Г-н Дарзак сообщил, что все, как мы и предполагали, произошло в Буре. Нужно вам сказать, что в поезде они с женой занимали два купе, между которыми находилась туалетная комната. В одно купе положили саквояж и дорожный несессер г-жи Дарзак, в другое — мелкие вещи. В этом втором купе супруги и профессор Стейнджерсон ехали до Дижона.
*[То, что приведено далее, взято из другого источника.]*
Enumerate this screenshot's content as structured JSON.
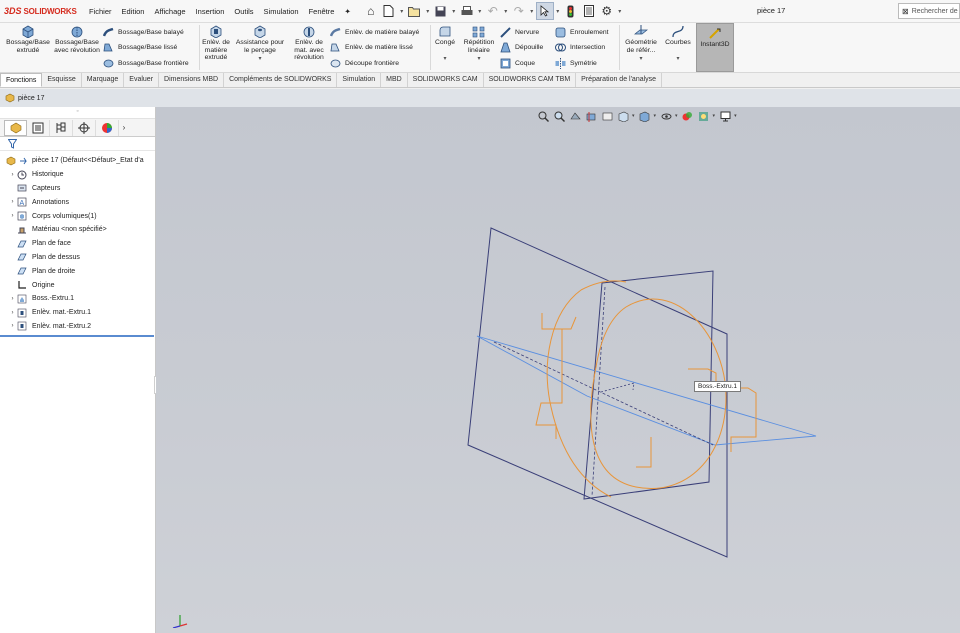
{
  "app": {
    "brand_prefix": "3DS",
    "brand": "SOLIDWORKS",
    "doc_title": "pièce 17"
  },
  "menu": [
    "Fichier",
    "Edition",
    "Affichage",
    "Insertion",
    "Outils",
    "Simulation",
    "Fenêtre"
  ],
  "search": {
    "placeholder": "Rechercher de"
  },
  "ribbon": {
    "boss_extrude": "Bossage/Base extrudé",
    "boss_revolve": "Bossage/Base avec révolution",
    "swept_boss": "Bossage/Base balayé",
    "lofted_boss": "Bossage/Base lissé",
    "boundary_boss": "Bossage/Base frontière",
    "extruded_cut": "Enlèv. de matière extrudé",
    "hole_wizard": "Assistance pour le perçage",
    "revolved_cut": "Enlèv. de mat. avec révolution",
    "swept_cut": "Enlèv. de matière balayé",
    "lofted_cut": "Enlèv. de matière lissé",
    "boundary_cut": "Découpe frontière",
    "fillet": "Congé",
    "linear_pattern": "Répétition linéaire",
    "rib": "Nervure",
    "draft": "Dépouille",
    "shell": "Coque",
    "wrap": "Enroulement",
    "intersect": "Intersection",
    "mirror": "Symétrie",
    "ref_geometry": "Géométrie de référ...",
    "curves": "Courbes",
    "instant3d": "Instant3D"
  },
  "tabs": [
    "Fonctions",
    "Esquisse",
    "Marquage",
    "Evaluer",
    "Dimensions MBD",
    "Compléments de SOLIDWORKS",
    "Simulation",
    "MBD",
    "SOLIDWORKS CAM",
    "SOLIDWORKS CAM TBM",
    "Préparation de l'analyse"
  ],
  "active_tab": "Fonctions",
  "breadcrumb": "pièce 17",
  "tree": {
    "root": "pièce 17  (Défaut<<Défaut>_Etat d'a",
    "items": [
      {
        "label": "Historique",
        "expandable": true,
        "icon": "history-icon"
      },
      {
        "label": "Capteurs",
        "expandable": false,
        "icon": "sensor-icon"
      },
      {
        "label": "Annotations",
        "expandable": true,
        "icon": "annotations-icon"
      },
      {
        "label": "Corps volumiques(1)",
        "expandable": true,
        "icon": "solid-bodies-icon"
      },
      {
        "label": "Matériau <non spécifié>",
        "expandable": false,
        "icon": "material-icon"
      },
      {
        "label": "Plan de face",
        "expandable": false,
        "icon": "plane-icon"
      },
      {
        "label": "Plan de dessus",
        "expandable": false,
        "icon": "plane-icon"
      },
      {
        "label": "Plan de droite",
        "expandable": false,
        "icon": "plane-icon"
      },
      {
        "label": "Origine",
        "expandable": false,
        "icon": "origin-icon"
      },
      {
        "label": "Boss.-Extru.1",
        "expandable": true,
        "icon": "extrude-feature-icon"
      },
      {
        "label": "Enlèv. mat.-Extru.1",
        "expandable": true,
        "icon": "cut-feature-icon"
      },
      {
        "label": "Enlèv. mat.-Extru.2",
        "expandable": true,
        "icon": "cut-feature-icon"
      }
    ]
  },
  "viewport": {
    "feature_tooltip": "Boss.-Extru.1"
  },
  "colors": {
    "sketch_orange": "#e8953a",
    "plane_navy": "#3a3f78",
    "axis_blue": "#5b8fe0",
    "background": "#c6c9d0"
  }
}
Там все трое вышли из вагона и пообедали в вокзальном буфете. Время у них было: прибыли они в 6.26, г-н Стейнджерсон уезжал в 8.08, а чета Дарзаков — в семь ровно.
После обеда профессор распрощался с дочерью и зятем на перроне. Супруги вошли в купе (с мелкими вещами) и, сидя у окна, беседовали с профессором до отхода поезда. Поезд тронулся, и профессор остался стоять на перроне, маша на прощание рукой. В пути от Дижона до Бура ни г-н, ни г-жа Дарзак не входили в соседнее купе, где лежал саквояж молодой женщины. Выходящая в коридор дверь этого купе была притворена еще в Париже, после того как туда внесли вещи. Но ее не заперли ни проводник — на ключ, снаружи, ни молодые супруги — изнутри на задвижку. Г-жа Дарзак лишь аккуратно задернула занавеску на двери купе, так что из коридора не было видно, что происходит внутри.
Занавеска же на двери купе, где сидели Дарзаки, задернута не была. Рультабийль установил все это, подробно расспросив г-на Дарзака; я в расспросах участия не принимал и рассказываю о том, что выяснилось в процессе беседы, чтобы дать точное представление, где и как путешествовала молодая чета до Бура, а г-н Стейнджерсон — до Дижона.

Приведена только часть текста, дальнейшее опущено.